LA CONTA DEI DANNI Il guasto ha interessato un tratto di corso Marrucino e via Arniense: qui, decine di attività con i sistemi di videosorveglianza hanno ricevuto l’allarme già dalle sei del mattino di domenica. Il sistema elettronico ha mandato un messaggio sui loro telefonini: «Non era una rapina, ma un flusso di energia che, andando in cortocircuito, ci ha mandato una segnalazione», raccontano Smerlando Cremonese e Anna Iezzi della Tabaccheria numero 13, davanti alla chiesa di San Francesco al Corso. Nella tabaccheria la spesa che i due titolari si apprestano a fare per ricomprare le macchine è a tre zeri. «Difficile da quantificare», dicono i due che ieri hanno chiamato alcuni tecnici per cercare di salvare quanto resta di alcune macchine. «Si sono bruciati il frigorifero, il distributore esterno, le due macchine per giocare al Lotto, il gestionale di cassa. Stiamo aspettando i preventivi, ma la cifra sicuramente supererà i 5mila euro». Da domenica la tabaccheria riesce a vendere solo le sigarette. «Sembra di essere tornati a 50 anni fa», continuano i due titolari.
«senza clienti»Macchine, casse e elettrodomestici fuori uso hanno bloccato ogni tipo di attività. Anche la clientela ne ha risentito. «Non lavoro già da due giorni», lamenta Francesca Maccarone di Effe parrucchiere, «la caldaia per l’acqua calda non funziona più, phon e piastre sono completamente bruciati». La spesa per rifornire il salone degli elettrodomestici professionali «supera i mille euro», aggiunge Maccarone.
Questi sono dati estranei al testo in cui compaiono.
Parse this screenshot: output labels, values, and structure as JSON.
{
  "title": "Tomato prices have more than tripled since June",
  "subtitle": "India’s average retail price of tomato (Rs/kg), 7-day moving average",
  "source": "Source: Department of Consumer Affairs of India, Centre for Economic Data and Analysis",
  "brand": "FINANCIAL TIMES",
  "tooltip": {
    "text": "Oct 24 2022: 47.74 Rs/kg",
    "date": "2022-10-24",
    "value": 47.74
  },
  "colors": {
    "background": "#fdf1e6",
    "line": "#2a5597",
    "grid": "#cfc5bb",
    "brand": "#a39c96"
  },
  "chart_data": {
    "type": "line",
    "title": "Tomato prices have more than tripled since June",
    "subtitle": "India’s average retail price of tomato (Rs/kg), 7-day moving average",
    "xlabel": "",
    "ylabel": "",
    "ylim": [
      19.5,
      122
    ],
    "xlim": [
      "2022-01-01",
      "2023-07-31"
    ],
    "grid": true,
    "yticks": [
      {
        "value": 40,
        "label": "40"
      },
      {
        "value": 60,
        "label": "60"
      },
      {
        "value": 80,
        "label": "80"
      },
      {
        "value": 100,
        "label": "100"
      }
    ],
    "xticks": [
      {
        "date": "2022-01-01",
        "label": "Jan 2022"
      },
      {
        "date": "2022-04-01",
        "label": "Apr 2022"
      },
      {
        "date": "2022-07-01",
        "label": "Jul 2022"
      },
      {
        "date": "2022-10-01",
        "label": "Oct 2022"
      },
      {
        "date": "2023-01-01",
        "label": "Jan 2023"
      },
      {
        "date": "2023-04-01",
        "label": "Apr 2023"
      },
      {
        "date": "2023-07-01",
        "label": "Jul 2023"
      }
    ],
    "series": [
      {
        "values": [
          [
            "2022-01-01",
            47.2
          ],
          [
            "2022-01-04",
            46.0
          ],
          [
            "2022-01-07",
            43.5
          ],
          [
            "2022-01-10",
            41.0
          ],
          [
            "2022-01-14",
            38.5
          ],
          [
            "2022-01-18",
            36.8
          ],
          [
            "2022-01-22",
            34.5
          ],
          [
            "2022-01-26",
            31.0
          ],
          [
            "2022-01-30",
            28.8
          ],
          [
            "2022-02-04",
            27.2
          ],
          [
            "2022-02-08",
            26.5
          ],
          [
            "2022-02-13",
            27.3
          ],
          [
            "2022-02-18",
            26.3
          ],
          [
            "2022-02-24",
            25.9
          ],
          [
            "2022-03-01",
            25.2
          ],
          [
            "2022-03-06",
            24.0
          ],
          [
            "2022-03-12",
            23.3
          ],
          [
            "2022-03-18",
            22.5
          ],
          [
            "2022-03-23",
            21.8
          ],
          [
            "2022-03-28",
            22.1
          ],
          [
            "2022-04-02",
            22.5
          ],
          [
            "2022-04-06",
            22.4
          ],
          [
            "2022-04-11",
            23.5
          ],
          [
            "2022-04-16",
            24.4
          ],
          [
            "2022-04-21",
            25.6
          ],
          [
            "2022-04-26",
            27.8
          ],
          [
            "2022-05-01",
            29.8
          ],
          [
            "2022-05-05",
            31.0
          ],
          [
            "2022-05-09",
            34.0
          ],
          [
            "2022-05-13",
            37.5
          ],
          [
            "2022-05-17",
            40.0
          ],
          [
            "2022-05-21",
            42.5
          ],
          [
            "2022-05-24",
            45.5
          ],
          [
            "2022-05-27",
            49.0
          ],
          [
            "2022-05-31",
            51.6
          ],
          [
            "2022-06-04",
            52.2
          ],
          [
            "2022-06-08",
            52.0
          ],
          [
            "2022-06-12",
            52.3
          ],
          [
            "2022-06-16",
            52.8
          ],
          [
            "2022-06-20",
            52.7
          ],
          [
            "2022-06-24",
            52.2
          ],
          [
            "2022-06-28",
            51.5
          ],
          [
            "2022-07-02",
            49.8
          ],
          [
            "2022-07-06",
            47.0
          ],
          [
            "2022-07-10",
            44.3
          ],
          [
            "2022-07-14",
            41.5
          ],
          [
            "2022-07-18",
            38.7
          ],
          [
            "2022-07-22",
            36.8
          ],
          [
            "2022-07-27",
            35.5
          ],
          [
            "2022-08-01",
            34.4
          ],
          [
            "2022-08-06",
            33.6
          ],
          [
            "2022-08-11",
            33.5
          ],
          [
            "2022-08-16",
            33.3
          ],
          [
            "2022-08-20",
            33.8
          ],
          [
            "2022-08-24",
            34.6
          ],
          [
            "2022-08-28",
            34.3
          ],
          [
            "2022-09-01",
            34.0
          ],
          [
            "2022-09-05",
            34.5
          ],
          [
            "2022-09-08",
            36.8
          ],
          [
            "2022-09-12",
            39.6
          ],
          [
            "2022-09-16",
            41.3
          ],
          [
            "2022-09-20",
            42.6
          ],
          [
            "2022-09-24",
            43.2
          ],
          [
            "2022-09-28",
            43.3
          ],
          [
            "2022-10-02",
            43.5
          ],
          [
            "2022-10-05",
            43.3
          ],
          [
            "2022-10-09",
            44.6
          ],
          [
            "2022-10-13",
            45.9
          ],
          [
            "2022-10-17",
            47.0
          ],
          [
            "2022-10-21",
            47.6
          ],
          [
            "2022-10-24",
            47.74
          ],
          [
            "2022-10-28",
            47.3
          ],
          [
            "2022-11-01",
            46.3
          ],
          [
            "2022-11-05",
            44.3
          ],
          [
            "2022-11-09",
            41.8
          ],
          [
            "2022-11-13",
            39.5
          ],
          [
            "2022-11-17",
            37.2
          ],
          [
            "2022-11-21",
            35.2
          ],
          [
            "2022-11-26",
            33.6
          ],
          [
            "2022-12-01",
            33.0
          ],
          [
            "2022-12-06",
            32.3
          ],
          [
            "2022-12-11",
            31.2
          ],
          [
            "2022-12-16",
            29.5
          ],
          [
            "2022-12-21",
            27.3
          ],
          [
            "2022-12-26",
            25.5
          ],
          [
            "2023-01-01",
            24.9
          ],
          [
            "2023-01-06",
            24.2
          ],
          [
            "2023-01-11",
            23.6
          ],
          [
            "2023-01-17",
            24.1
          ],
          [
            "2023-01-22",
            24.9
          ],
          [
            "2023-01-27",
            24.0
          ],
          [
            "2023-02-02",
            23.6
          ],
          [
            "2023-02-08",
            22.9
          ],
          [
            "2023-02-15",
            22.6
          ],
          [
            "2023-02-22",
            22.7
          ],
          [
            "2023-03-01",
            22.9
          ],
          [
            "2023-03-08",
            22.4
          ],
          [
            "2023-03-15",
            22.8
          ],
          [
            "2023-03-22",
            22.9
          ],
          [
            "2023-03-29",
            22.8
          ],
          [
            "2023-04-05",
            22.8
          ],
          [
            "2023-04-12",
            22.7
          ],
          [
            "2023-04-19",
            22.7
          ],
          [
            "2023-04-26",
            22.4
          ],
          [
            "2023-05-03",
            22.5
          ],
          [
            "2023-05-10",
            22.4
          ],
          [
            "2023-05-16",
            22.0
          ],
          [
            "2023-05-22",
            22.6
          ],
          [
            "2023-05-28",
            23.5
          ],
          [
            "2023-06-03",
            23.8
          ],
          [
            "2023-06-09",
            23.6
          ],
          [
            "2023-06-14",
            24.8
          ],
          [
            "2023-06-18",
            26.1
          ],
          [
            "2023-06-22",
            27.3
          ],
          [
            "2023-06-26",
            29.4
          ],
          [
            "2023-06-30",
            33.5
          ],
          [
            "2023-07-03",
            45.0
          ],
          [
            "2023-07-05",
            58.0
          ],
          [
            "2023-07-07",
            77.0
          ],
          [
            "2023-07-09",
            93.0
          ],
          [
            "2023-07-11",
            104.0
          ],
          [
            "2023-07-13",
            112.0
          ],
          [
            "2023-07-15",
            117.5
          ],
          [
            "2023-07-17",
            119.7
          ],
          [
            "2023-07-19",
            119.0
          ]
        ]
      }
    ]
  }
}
Sta rimandano indietro i clienti perché non riesce a completare le pratiche anche Samuel Robusto di Cogaspiù Energie. «Si sono bruciati stampante, Pos, ruter e telefono», racconta Robusto, «più o meno 300 euro di danni». Più alta sarà la cifra che dovrà spendere Toni De Luca del bar Piazzetta teatro. «Domenica funzionava solo le macchinette del caffè e pochi altri elettrodomestici». Esprimono solidarietà per i commercianti Marisa Tiberio di Confcommercio e Marina De Marco di Confesercenti: «È sconcertante che nel 2024 un’azienda di primo piano come l’Enel non riesca a evitare inconvenienti di questa portata. Ci aspettiamo dall’azienda un risarcimento ai commercianti danneggiati e anche alle utenze residenziali».